In order for the query to benefit from split GROUP BY, the AGGREGATION_PREFERENCE database option should be set to its default value of 0. This value allows the IQ optimizer to determine the best algorithm to apply to the GROUP BY. The query does not benefit from split GROUP BY, if the value of AGGREGATION_PREFERENCE forces the IQ optimizer to choose a sort algorithm to process the GROUP BY. The option AGGREGATION_PREFERENCE can be used to override the optimizer's choice of algorithm for processing the GROUP BY and should not be set to 1 or 2 in this case.
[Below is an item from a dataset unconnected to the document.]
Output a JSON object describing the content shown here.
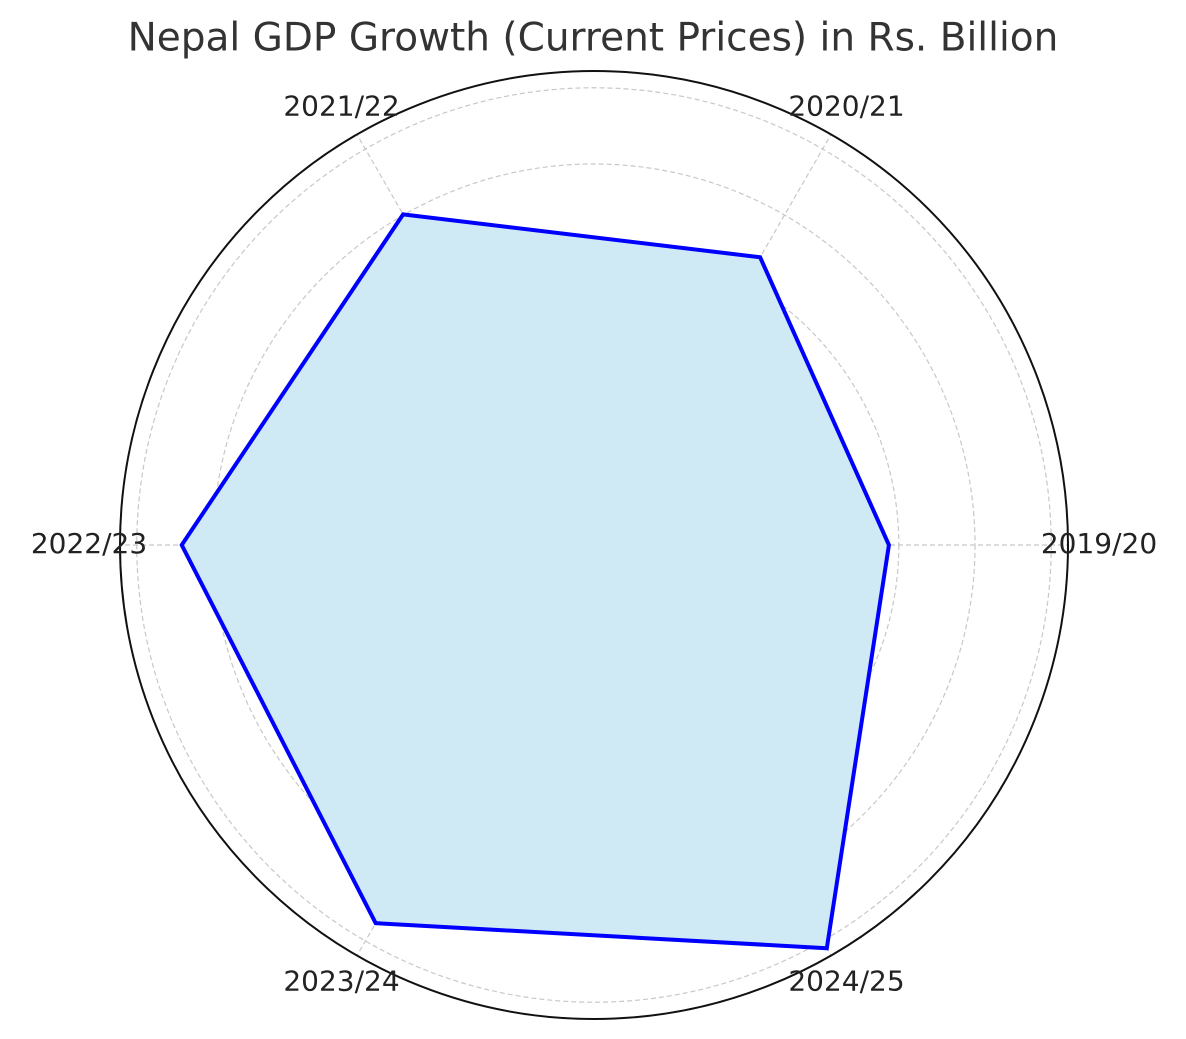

Examples of split GROUP BY

In this example, a large table named tableA is segmented into four smaller tables: tabA1, tabA2, tabA3, and tabA4. The view unionTab is created using the four smaller tables and UNION ALL:

CREATE VIEW unionTab (v1 int, v2 int, v3 int, v4 int) AS
SELECT a, b, c, d FROM tabA1
UNION ALL
SELECT a, b, c, d FROM tabA2
UNION ALL
SELECT a, b, c, d FROM tabA3
UNION ALL
SELECT a, b, c, d FROM tabA4;

The IQ optimizer splits the GROUP BY operation in the following queries and improves query performance:

SELECT v1, v2, SUM(v3), COUNT(*) FROM unionTab
GROUP BY v1, v2;

SELECT v3, SUM(v1*v2) FROM unionTab
GROUP BY v3;